Hora do almoço, num restaurante. Os dois moleques chegam contrariados, talvez porque os pais não lhes satisfizeram os gostos. O galeguinho, que está de costas para mim, parece ser bem comportado: vejo-o mexer quietamente na orelha direita, como se estivesse distraído. Já o moreninho, que vejo de frente, faz caras e bocas de malandro, e vai-não-vem debruça-se sobre a mesa para falar com o irmão em tom conspiratório. O pai, alto e barrigudo, moreno, barba de três dias, calça social e chinelos, foi fazer os pratos com a mãe; antes mandou os moleques guardarem o lugar: diante deles, sobre a mesa, a bolsa da mãe, uma bolsa grande e mole, parece um animal morto. Os pais voltam com os pratos e todos começam a comer. A mãe é morena, tem os olhos grandes e expressivos, o nariz afilado; veste calça jeans e camiseta (e logo vejo que não é mãe: não usa aliança em nenhuma das mãos e é jovem e bonita, jovem demais para ser mãe dos moleques) e gosta de tatuagens: tem estrelas no ombro esquerdo e nos pés (por sob a mesa vejo seus belos pés calçados em escarpins). O pai é autoritário: resmunga, diz aos meninos o que devem e o que não devem fazer (ouvi-o dizer para o galeguinho, rosnando: “Tire os pés da cadeira!) e mantém um ar distante (os filhos, penso, são para ele duas coisas, duas sacolas que ele colocou nas cadeiras enquanto come). A madrasta (feio nome para uma moça tão bonita), por sua vez, parece amiga dos dois: conversa e sorri. Que fazem aqui?, me pergunto. De onde vêm? Que foi feito da mãe dos moleques? Será que os moleques gostam do pai? Será que respeitam a madrasta? Continuo observando-os, entre uma garfada e outra. A madrasta parece satisfeita: vejo-a piscar para o pai, não consigo imaginar por quê.
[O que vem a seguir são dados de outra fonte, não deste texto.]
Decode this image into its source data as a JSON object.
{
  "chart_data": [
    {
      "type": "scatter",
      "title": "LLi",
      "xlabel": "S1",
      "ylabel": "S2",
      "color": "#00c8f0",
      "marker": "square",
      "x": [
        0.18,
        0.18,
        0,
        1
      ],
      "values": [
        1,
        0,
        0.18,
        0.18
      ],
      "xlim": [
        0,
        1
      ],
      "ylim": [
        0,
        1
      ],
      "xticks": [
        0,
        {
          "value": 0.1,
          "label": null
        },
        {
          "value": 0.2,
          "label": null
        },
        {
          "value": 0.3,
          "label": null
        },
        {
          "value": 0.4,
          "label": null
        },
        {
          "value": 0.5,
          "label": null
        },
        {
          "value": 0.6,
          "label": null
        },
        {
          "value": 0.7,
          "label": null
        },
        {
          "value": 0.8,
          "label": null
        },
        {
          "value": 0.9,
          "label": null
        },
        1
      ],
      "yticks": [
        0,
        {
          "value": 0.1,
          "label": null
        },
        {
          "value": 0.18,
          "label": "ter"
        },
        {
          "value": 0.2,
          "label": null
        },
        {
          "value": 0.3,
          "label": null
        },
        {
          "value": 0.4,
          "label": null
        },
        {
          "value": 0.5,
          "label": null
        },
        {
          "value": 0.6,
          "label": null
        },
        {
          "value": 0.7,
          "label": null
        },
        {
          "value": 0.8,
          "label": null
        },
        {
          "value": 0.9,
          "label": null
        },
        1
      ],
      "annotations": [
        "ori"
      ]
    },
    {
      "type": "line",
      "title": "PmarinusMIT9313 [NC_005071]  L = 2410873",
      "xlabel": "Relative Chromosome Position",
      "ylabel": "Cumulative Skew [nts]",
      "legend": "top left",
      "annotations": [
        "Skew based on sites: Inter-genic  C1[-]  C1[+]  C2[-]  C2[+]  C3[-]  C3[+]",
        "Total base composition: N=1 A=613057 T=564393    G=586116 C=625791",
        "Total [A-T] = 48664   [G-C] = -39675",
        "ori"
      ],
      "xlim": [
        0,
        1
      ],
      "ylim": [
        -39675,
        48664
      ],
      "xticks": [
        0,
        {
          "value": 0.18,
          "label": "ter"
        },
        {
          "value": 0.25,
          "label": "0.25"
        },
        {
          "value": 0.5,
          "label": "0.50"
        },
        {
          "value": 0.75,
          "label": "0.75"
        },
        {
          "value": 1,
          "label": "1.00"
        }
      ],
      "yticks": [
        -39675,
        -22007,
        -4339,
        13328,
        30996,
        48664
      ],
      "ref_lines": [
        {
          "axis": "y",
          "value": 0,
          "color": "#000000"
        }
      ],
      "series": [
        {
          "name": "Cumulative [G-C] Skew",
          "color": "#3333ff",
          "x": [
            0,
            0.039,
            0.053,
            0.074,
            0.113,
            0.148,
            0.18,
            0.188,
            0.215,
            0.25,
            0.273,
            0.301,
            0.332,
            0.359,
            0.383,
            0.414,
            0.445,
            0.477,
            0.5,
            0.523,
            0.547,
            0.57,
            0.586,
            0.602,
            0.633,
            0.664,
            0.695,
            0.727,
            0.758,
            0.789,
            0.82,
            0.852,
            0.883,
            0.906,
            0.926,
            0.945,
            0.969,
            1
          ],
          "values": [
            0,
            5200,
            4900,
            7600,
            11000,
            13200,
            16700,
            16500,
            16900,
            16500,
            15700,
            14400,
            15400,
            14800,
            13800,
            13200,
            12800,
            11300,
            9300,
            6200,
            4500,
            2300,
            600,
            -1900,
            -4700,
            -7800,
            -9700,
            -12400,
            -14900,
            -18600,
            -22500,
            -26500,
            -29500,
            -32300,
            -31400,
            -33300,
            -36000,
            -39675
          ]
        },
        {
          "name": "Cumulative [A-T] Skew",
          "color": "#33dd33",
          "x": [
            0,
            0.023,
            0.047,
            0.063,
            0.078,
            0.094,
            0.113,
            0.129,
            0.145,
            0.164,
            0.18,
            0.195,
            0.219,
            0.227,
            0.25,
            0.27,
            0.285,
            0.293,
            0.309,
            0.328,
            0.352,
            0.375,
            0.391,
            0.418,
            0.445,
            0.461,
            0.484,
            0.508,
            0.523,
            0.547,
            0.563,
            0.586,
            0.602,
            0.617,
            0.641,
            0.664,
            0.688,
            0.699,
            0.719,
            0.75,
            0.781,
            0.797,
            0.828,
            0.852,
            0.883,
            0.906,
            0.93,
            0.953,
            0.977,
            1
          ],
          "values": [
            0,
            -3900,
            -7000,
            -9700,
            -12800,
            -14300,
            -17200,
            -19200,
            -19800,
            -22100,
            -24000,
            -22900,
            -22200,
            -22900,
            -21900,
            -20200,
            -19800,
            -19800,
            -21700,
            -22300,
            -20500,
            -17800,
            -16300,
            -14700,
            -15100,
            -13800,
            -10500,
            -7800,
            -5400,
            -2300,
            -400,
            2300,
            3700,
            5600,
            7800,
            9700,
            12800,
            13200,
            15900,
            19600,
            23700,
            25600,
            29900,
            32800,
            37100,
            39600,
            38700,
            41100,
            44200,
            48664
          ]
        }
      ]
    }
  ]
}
Pouso os olhos nele: fixo-me em suas sandálias gastas, em seus calcanhares sujos; examino sua cara severa, sua barba negra, seus olhos duros... Que motivos ela tem para estar satisfeita? O moreninho come com preguiça, a cabeça apoiada na mão direita; o galeguinho pensa em colocar os pés na cadeira e súbito recorda a severa recomendação do pai. Termino de comer. Preciso voltar ao trabalho. Levanto-me e me afasto devagar. Deixo-os para trás. Provavelmente não tornarei a vê-los. A tarde é ensolarada, uma agradável tarde de agosto. Há uma leve melancolia nessa tarde clara. Provavelmente não tornarei a vê-los.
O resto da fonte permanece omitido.